LES MISSIONS DE LA RESTAURATION

I.es missions apud fideles, notamment dans les campagnes, sont çhose courante en France depuis le XVIIe' siècle. Il suffit de rappeler à ce sujet les prédications de s. François Régis dans le Vivarais et le Velay, qui inspirèrent l'abbé Courveille, et la Congrégation de la Mission fondée par s. Vincent de Paul, dont l'influence sur le P. Colin est connue, La Compagnie de Marie, fondée par s. Grignion de Montfort au XVIIIe siècle, était précisément adonnée aux missions intérieures.

Interrompues par la révolution, les missions furent reprises discrètement au début de l'empire mais entièrement interdites par Napoléon en 1809. Dès la chute de ce dernier, on songea à les reprendre (cf. doc. 31, §§ 4-5). A la fin de 1814 était fondée à cette fin par M. Rauzan la société des missions de France; durant les années suivantes, plusieurs autres sociétés particulières furent fondées, entre autres la société de la Croix de Jésus à Lyon, les missionnaires de Provence (actuels Oblats de Marie immaculée), les missionnaires de Valence réunis par le futur Mgr Devie, etc.

Ces missions étaient destinées à réveiller la foi dans des populations encore marquées par les contrecoups de la révolution, et notamment à régulariser les situations morales délicates créées par les mariages bénis au temps du schisme constitutionnel et les achats illégitimes de biens d'Eglise. Le but était donc essentiellement religieux mais, rendues possibles par le retour du roi très chrétien, ces missions allaient inévitablement être marqués par l'optique générale du règne, qui était celle d'un retour à l'ancien régime avec la fameuse union « du trône et de l'autel ». La restauration religieuse accompagnait la restauration royaliste, sans se confondre avec elle mais en adoptant souvent ses perspectives et ses préjugés.

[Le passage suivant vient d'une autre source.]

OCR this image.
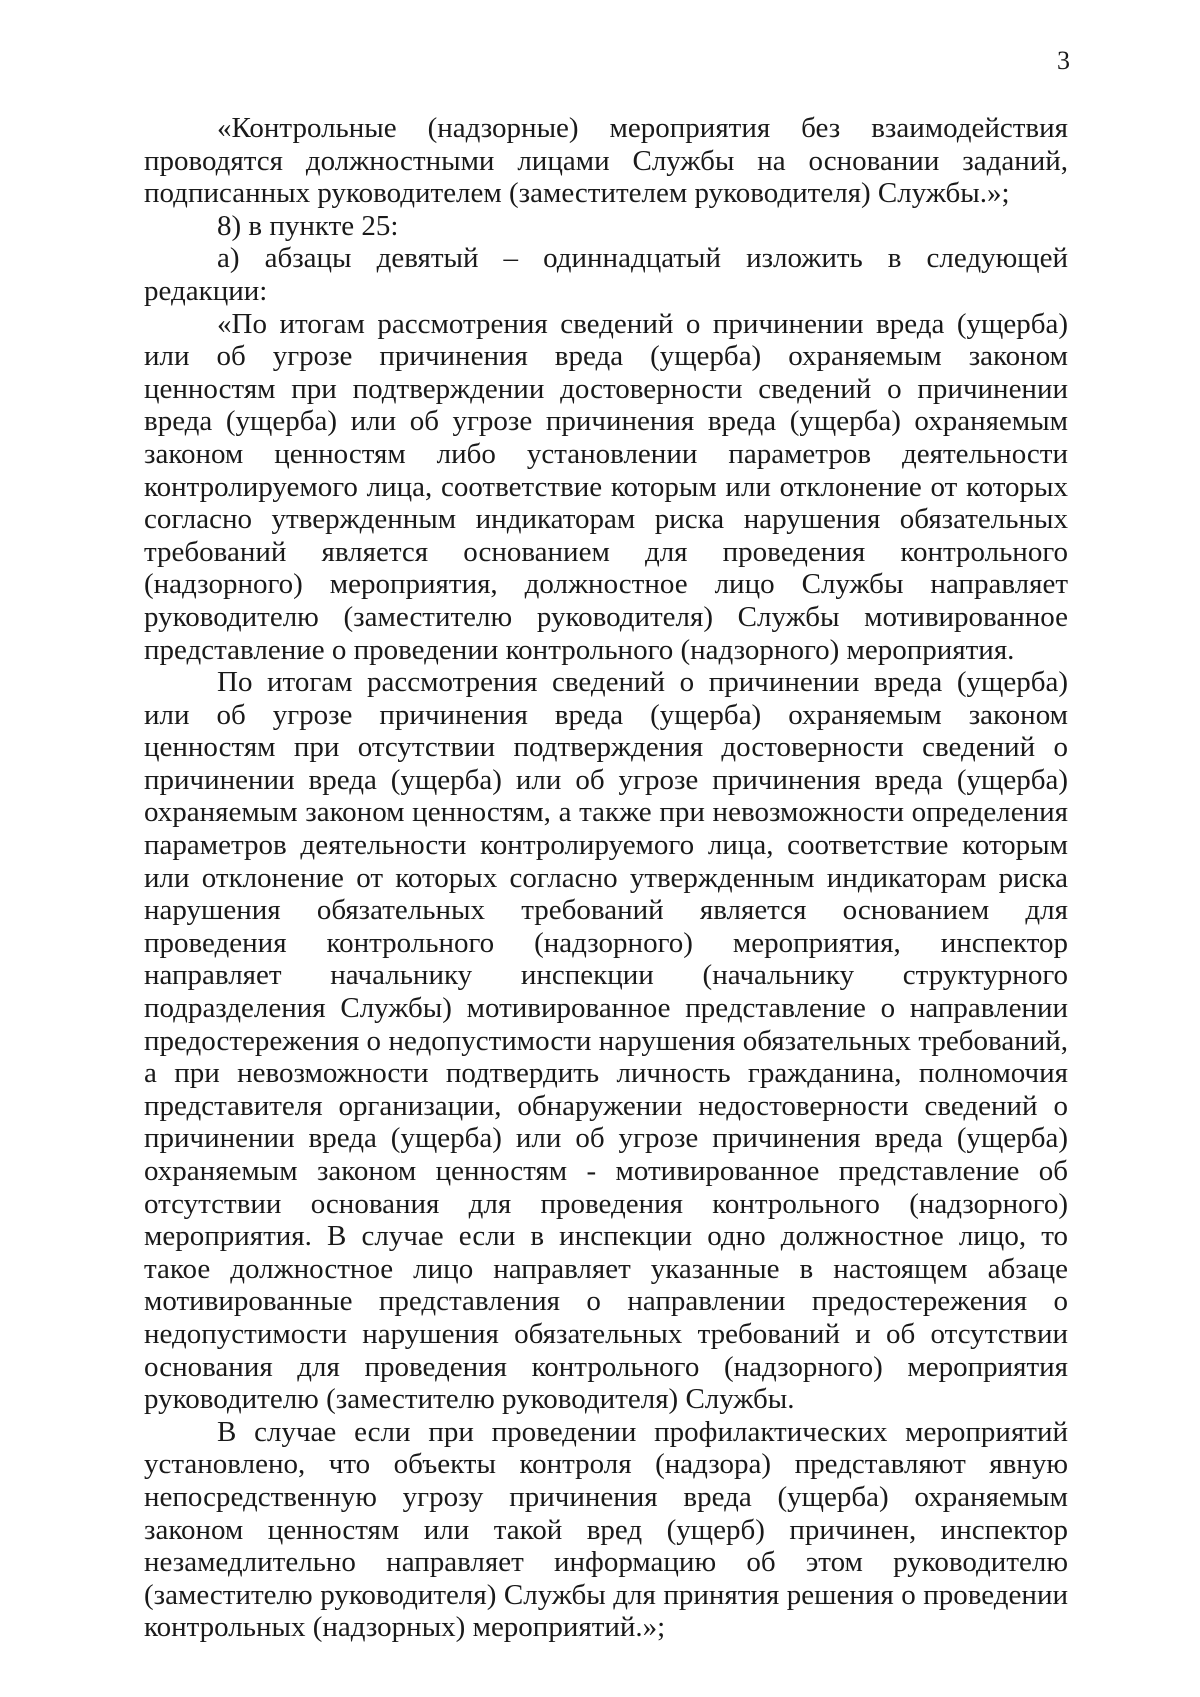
3

«Контрольные (надзорные) мероприятия без взаимодействия проводятся должностными лицами Службы на основании заданий, подписанных руководителем (заместителем руководителя) Службы.»;

8) в пункте 25:

а) абзацы девятый – одиннадцатый изложить в следующей редакции:

«По итогам рассмотрения сведений о причинении вреда (ущерба) или об угрозе причинения вреда (ущерба) охраняемым законом ценностям при подтверждении достоверности сведений о причинении вреда (ущерба) или об угрозе причинения вреда (ущерба) охраняемым законом ценностям либо установлении параметров деятельности контролируемого лица, соответствие которым или отклонение от которых согласно утвержденным индикаторам риска нарушения обязательных требований является основанием для проведения контрольного (надзорного) мероприятия, должностное лицо Службы направляет руководителю (заместителю руководителя) Службы мотивированное представление о проведении контрольного (надзорного) мероприятия.

По итогам рассмотрения сведений о причинении вреда (ущерба) или об угрозе причинения вреда (ущерба) охраняемым законом ценностям при отсутствии подтверждения достоверности сведений о причинении вреда (ущерба) или об угрозе причинения вреда (ущерба) охраняемым законом ценностям, а также при невозможности определения параметров деятельности контролируемого лица, соответствие которым или отклонение от которых согласно утвержденным индикаторам риска нарушения обязательных требований является основанием для проведения контрольного (надзорного) мероприятия, инспектор направляет начальнику инспекции (начальнику структурного подразделения Службы) мотивированное представление о направлении предостережения о недопустимости нарушения обязательных требований, а при невозможности подтвердить личность гражданина, полномочия представителя организации, обнаружении недостоверности сведений о причинении вреда (ущерба) или об угрозе причинения вреда (ущерба) охраняемым законом ценностям - мотивированное представление об отсутствии основания для проведения контрольного (надзорного) мероприятия. В случае если в инспекции одно должностное лицо, то такое должностное лицо направляет указанные в настоящем абзаце мотивированные представления о направлении предостережения о недопустимости нарушения обязательных требований и об отсутствии основания для проведения контрольного (надзорного) мероприятия руководителю (заместителю руководителя) Службы.

В случае если при проведении профилактических мероприятий установлено, что объекты контроля (надзора) представляют явную непосредственную угрозу причинения вреда (ущерба) охраняемым законом ценностям или такой вред (ущерб) причинен, инспектор незамедлительно направляет информацию об этом руководителю (заместителю руководителя) Службы для принятия решения о проведении контрольных (надзорных) мероприятий.»;
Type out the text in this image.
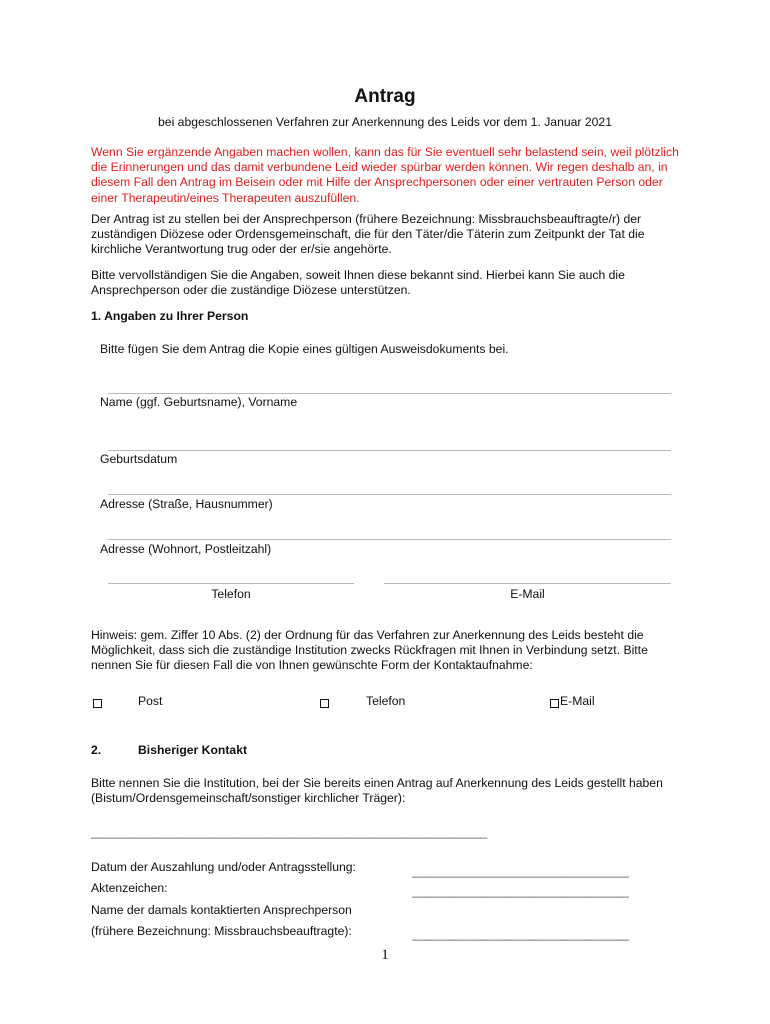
Antrag
bei abgeschlossenen Verfahren zur Anerkennung des Leids vor dem 1. Januar 2021
Wenn Sie ergänzende Angaben machen wollen, kann das für Sie eventuell sehr belastend sein, weil plötzlich die Erinnerungen und das damit verbundene Leid wieder spürbar werden können. Wir regen deshalb an, in diesem Fall den Antrag im Beisein oder mit Hilfe der Ansprechpersonen oder einer vertrauten Person oder einer Therapeutin/eines Therapeuten auszufüllen.
Der Antrag ist zu stellen bei der Ansprechperson (frühere Bezeichnung: Missbrauchsbeauftragte/r) der zuständigen Diözese oder Ordensgemeinschaft, die für den Täter/die Täterin zum Zeitpunkt der Tat die kirchliche Verantwortung trug oder der er/sie angehörte.
Bitte vervollständigen Sie die Angaben, soweit Ihnen diese bekannt sind. Hierbei kann Sie auch die Ansprechperson oder die zuständige Diözese unterstützen.
1. Angaben zu Ihrer Person
Bitte fügen Sie dem Antrag die Kopie eines gültigen Ausweisdokuments bei.
Name (ggf. Geburtsname), Vorname
Geburtsdatum
Adresse (Straße, Hausnummer)
Adresse (Wohnort, Postleitzahl)
Telefon	E-Mail
Hinweis: gem. Ziffer 10 Abs. (2) der Ordnung für das Verfahren zur Anerkennung des Leids besteht die Möglichkeit, dass sich die zuständige Institution zwecks Rückfragen mit Ihnen in Verbindung setzt. Bitte nennen Sie für diesen Fall die von Ihnen gewünschte Form der Kontaktaufnahme:
Post	Telefon	E-Mail
2.	Bisheriger Kontakt
Bitte nennen Sie die Institution, bei der Sie bereits einen Antrag auf Anerkennung des Leids gestellt haben (Bistum/Ordensgemeinschaft/sonstiger kirchlicher Träger):
________________________________________________________________
Datum der Auszahlung und/oder Antragsstellung:	___________________________________
Aktenzeichen:	___________________________________
Name der damals kontaktierten Ansprechperson
(frühere Bezeichnung: Missbrauchsbeauftragte):	___________________________________
1
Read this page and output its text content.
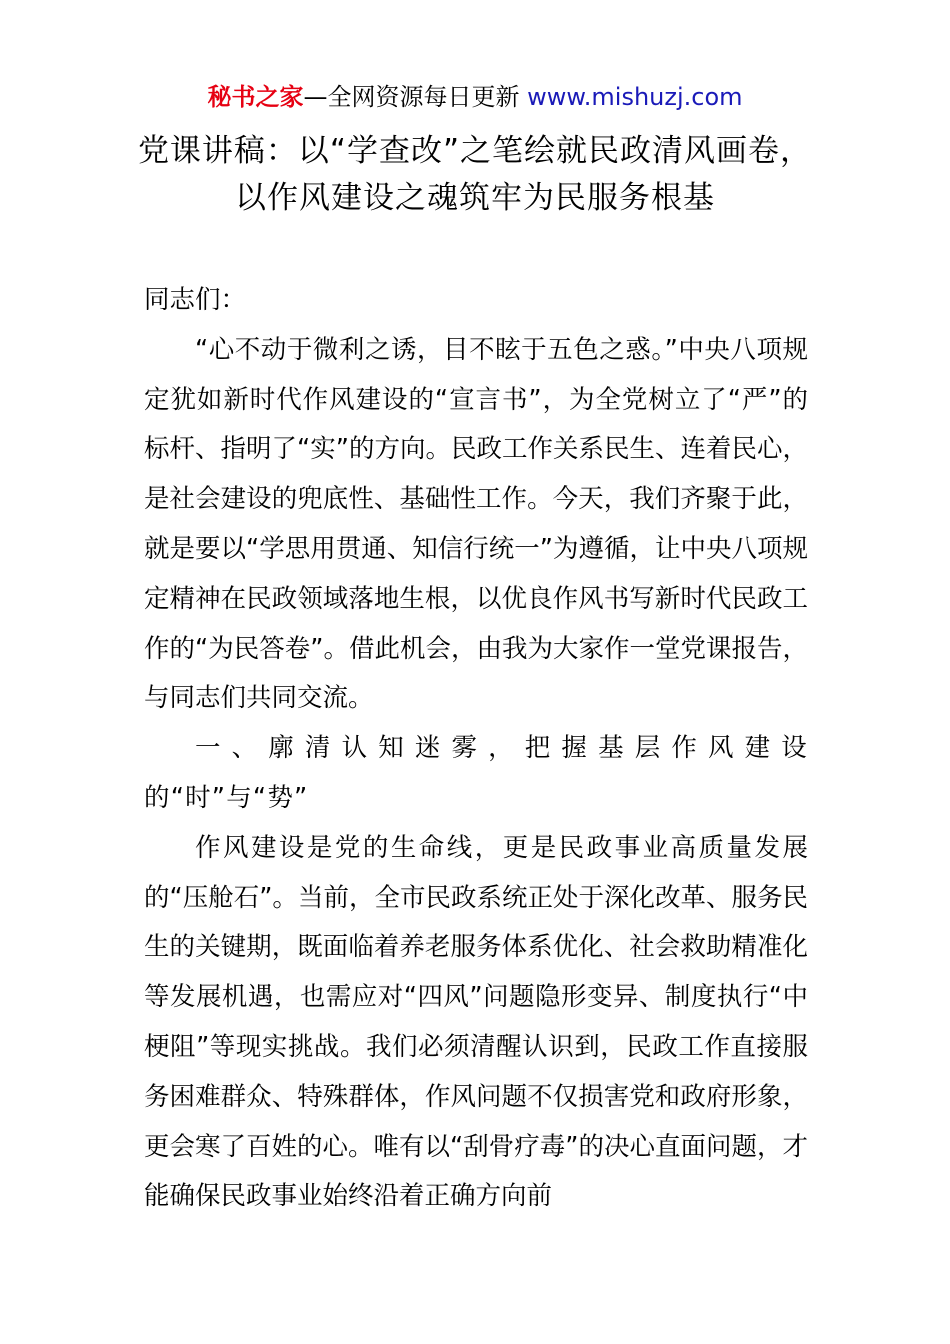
秘书之家—全网资源每日更新 www.mishuzj.com
党课讲稿：以“学查改”之笔绘就民政清风画卷，以作风建设之魂筑牢为民服务根基

同志们：

“心不动于微利之诱，目不眩于五色之惑。”中央八项规定犹如新时代作风建设的“宣言书”，为全党树立了“严”的标杆、指明了“实”的方向。民政工作关系民生、连着民心，是社会建设的兜底性、基础性工作。今天，我们齐聚于此，就是要以“学思用贯通、知信行统一”为遵循，让中央八项规定精神在民政领域落地生根，以优良作风书写新时代民政工作的“为民答卷”。借此机会，由我为大家作一堂党课报告，与同志们共同交流。

一、廓清认知迷雾，把握基层作风建设的“时”与“势”

作风建设是党的生命线，更是民政事业高质量发展的“压舱石”。当前，全市民政系统正处于深化改革、服务民生的关键期，既面临着养老服务体系优化、社会救助精准化等发展机遇，也需应对“四风”问题隐形变异、制度执行“中梗阻”等现实挑战。我们必须清醒认识到，民政工作直接服务困难群众、特殊群体，作风问题不仅损害党和政府形象，更会寒了百姓的心。唯有以“刮骨疗毒”的决心直面问题，才能确保民政事业始终沿着正确方向前
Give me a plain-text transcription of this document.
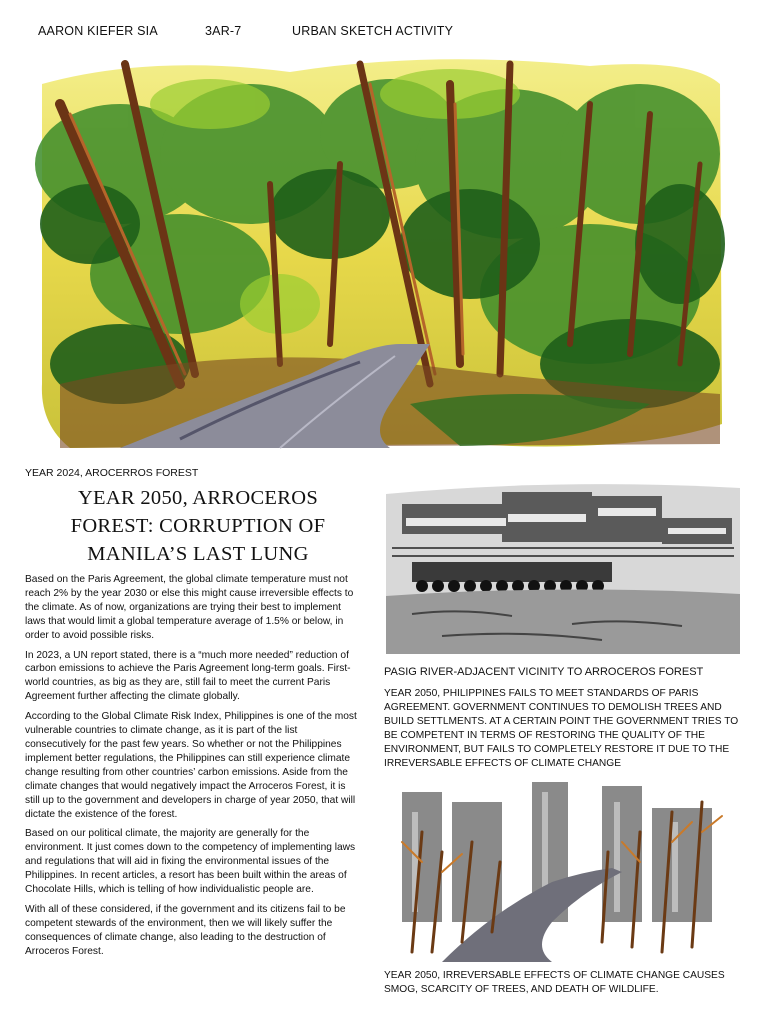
AARON KIEFER SIA	3AR-7	URBAN SKETCH ACTIVITY
YEAR 2024, AROCERROS FOREST
YEAR 2050, ARROCEROS
FOREST: CORRUPTION OF
MANILA’S LAST LUNG

Based on the Paris Agreement, the global climate temperature must not reach 2% by the year 2030 or else this might cause irreversible effects to the climate. As of now, organizations are trying their best to implement laws that would limit a global temperature average of 1.5% or below, in order to avoid possible risks.

In 2023, a UN report stated, there is a “much more needed” reduction of carbon emissions to achieve the Paris Agreement long-term goals. First-world countries, as big as they are, still fail to meet the current Paris Agreement further affecting the climate globally.

According to the Global Climate Risk Index, Philippines is one of the most vulnerable countries to climate change, as it is part of the list consecutively for the past few years. So whether or not the Philippines implement better regulations, the Philippines can still experience climate change resulting from other countries’ carbon emissions. Aside from the climate changes that would negatively impact the Arroceros Forest, it is still up to the government and developers in charge of year 2050, that will dictate the existence of the forest.

Based on our political climate, the majority are generally for the environment. It just comes down to the competency of implementing laws and regulations that will aid in fixing the environmental issues of the Philippines. In recent articles, a resort has been built within the areas of Chocolate Hills, which is telling of how individualistic people are.

With all of these considered, if the government and its citizens fail to be competent stewards of the environment, then we will likely suffer the consequences of climate change, also leading to the destruction of Arroceros Forest.

PASIG RIVER-ADJACENT VICINITY TO ARROCEROS FOREST
YEAR 2050, PHILIPPINES FAILS TO MEET STANDARDS OF PARIS AGREEMENT. GOVERNMENT CONTINUES TO DEMOLISH TREES AND BUILD SETTLMENTS. AT A CERTAIN POINT THE GOVERNMENT TRIES TO BE COMPETENT IN TERMS OF RESTORING THE QUALITY OF THE ENVIRONMENT, BUT FAILS TO COMPLETELY RESTORE IT DUE TO THE IRREVERSABLE EFFECTS OF CLIMATE CHANGE
YEAR 2050, IRREVERSABLE EFFECTS OF CLIMATE CHANGE CAUSES SMOG, SCARCITY OF TREES, AND DEATH OF WILDLIFE.
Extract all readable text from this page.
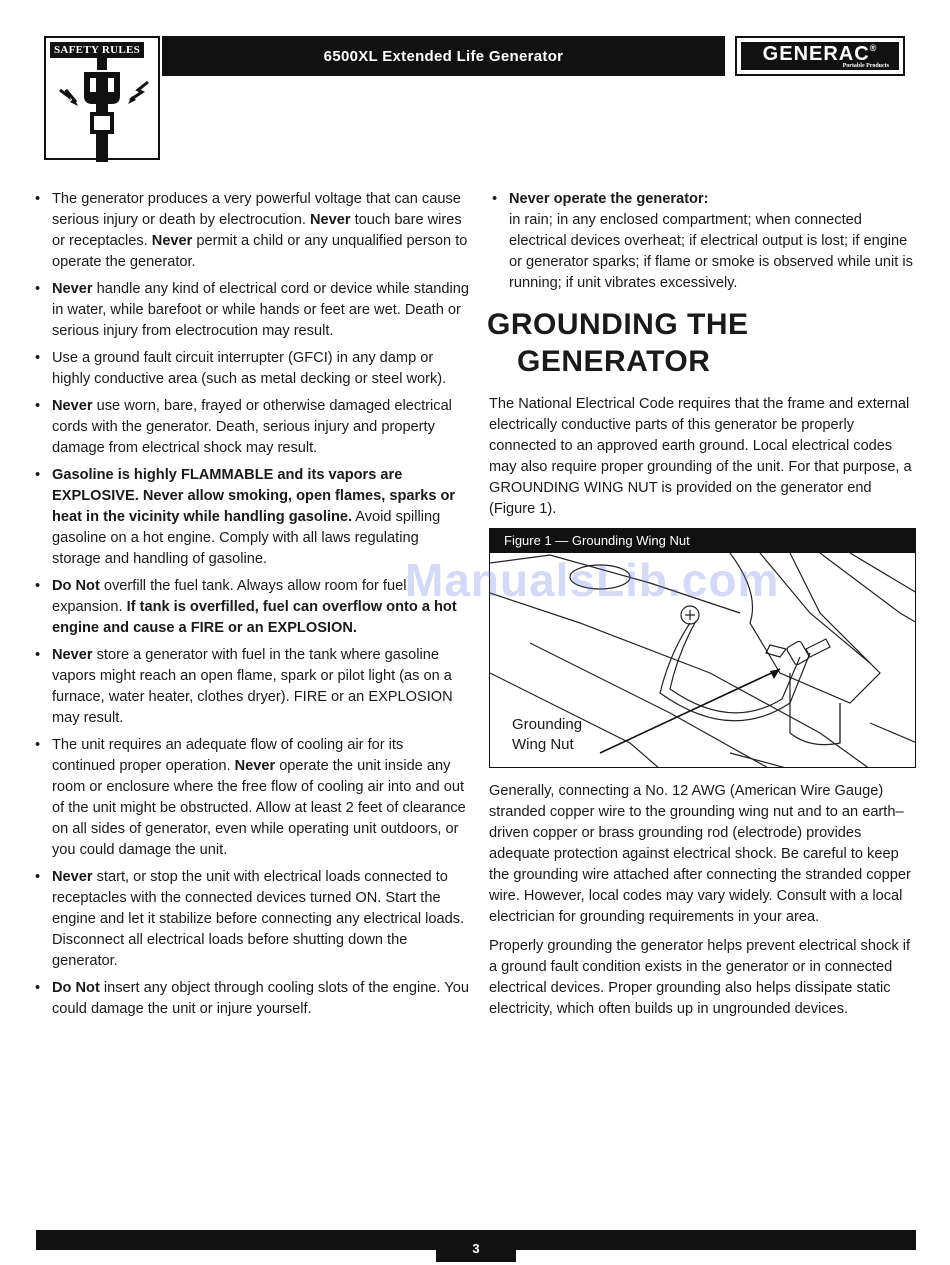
SAFETY RULES	6500XL Extended Life Generator	GENERAC®
Portable Products
• The generator produces a very powerful voltage that can cause serious injury or death by electrocution. Never touch bare wires or receptacles. Never permit a child or any unqualified person to operate the generator.
• Never handle any kind of electrical cord or device while standing in water, while barefoot or while hands or feet are wet. Death or serious injury from electrocution may result.
• Use a ground fault circuit interrupter (GFCI) in any damp or highly conductive area (such as metal decking or steel work).
• Never use worn, bare, frayed or otherwise damaged electrical cords with the generator. Death, serious injury and property damage from electrical shock may result.
• Gasoline is highly FLAMMABLE and its vapors are EXPLOSIVE. Never allow smoking, open flames, sparks or heat in the vicinity while handling gasoline. Avoid spilling gasoline on a hot engine. Comply with all laws regulating storage and handling of gasoline.
• Do Not overfill the fuel tank. Always allow room for fuel expansion. If tank is overfilled, fuel can overflow onto a hot engine and cause a FIRE or an EXPLOSION.
• Never store a generator with fuel in the tank where gasoline vapors might reach an open flame, spark or pilot light (as on a furnace, water heater, clothes dryer). FIRE or an EXPLOSION may result.
• The unit requires an adequate flow of cooling air for its continued proper operation. Never operate the unit inside any room or enclosure where the free flow of cooling air into and out of the unit might be obstructed. Allow at least 2 feet of clearance on all sides of generator, even while operating unit outdoors, or you could damage the unit.
• Never start, or stop the unit with electrical loads connected to receptacles with the connected devices turned ON. Start the engine and let it stabilize before connecting any electrical loads. Disconnect all electrical loads before shutting down the generator.
• Do Not insert any object through cooling slots of the engine. You could damage the unit or injure yourself.
• Never operate the generator:
in rain; in any enclosed compartment; when connected electrical devices overheat; if electrical output is lost; if engine or generator sparks; if flame or smoke is observed while unit is running; if unit vibrates excessively.
GROUNDING THE
GENERATOR

The National Electrical Code requires that the frame and external electrically conductive parts of this generator be properly connected to an approved earth ground. Local electrical codes may also require proper grounding of the unit. For that purpose, a GROUNDING WING NUT is provided on the generator end (Figure 1).

Figure 1 — Grounding Wing Nut
Grounding
Wing Nut

Generally, connecting a No. 12 AWG (American Wire Gauge) stranded copper wire to the grounding wing nut and to an earth–driven copper or brass grounding rod (electrode) provides adequate protection against electrical shock. Be careful to keep the grounding wire attached after connecting the stranded copper wire. However, local codes may vary widely. Consult with a local electrician for grounding requirements in your area.

Properly grounding the generator helps prevent electrical shock if a ground fault condition exists in the generator or in connected electrical devices. Proper grounding also helps dissipate static electricity, which often builds up in ungrounded devices.

ManualsLib.com
3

L'idée-force développée dans ces missions était celle du retour triomphal de Dieu dans son peuple qui l'en avait chassé par l'impiété révolutionnaire. Reprenant possession des consciences par le sacrement de pénitence. Dieu devait établir également son règne dans la vie publique et sociale grâce à de frappantes cérémonies d'expiation, d'autodafés et surtout par la plantation solennelle de la croix, laquelle, érigée souvent là où s'était dressé sous la révolution l'arbre de la liberté, symbolisait la reconquête visible de la ville ou du village par le Seigneur tout-puissant. A ces cérémonies assistaient les corps constitués, la force publique, etc., afin de souligner précisément l'aspect public et officiel de cette restauration religieuse.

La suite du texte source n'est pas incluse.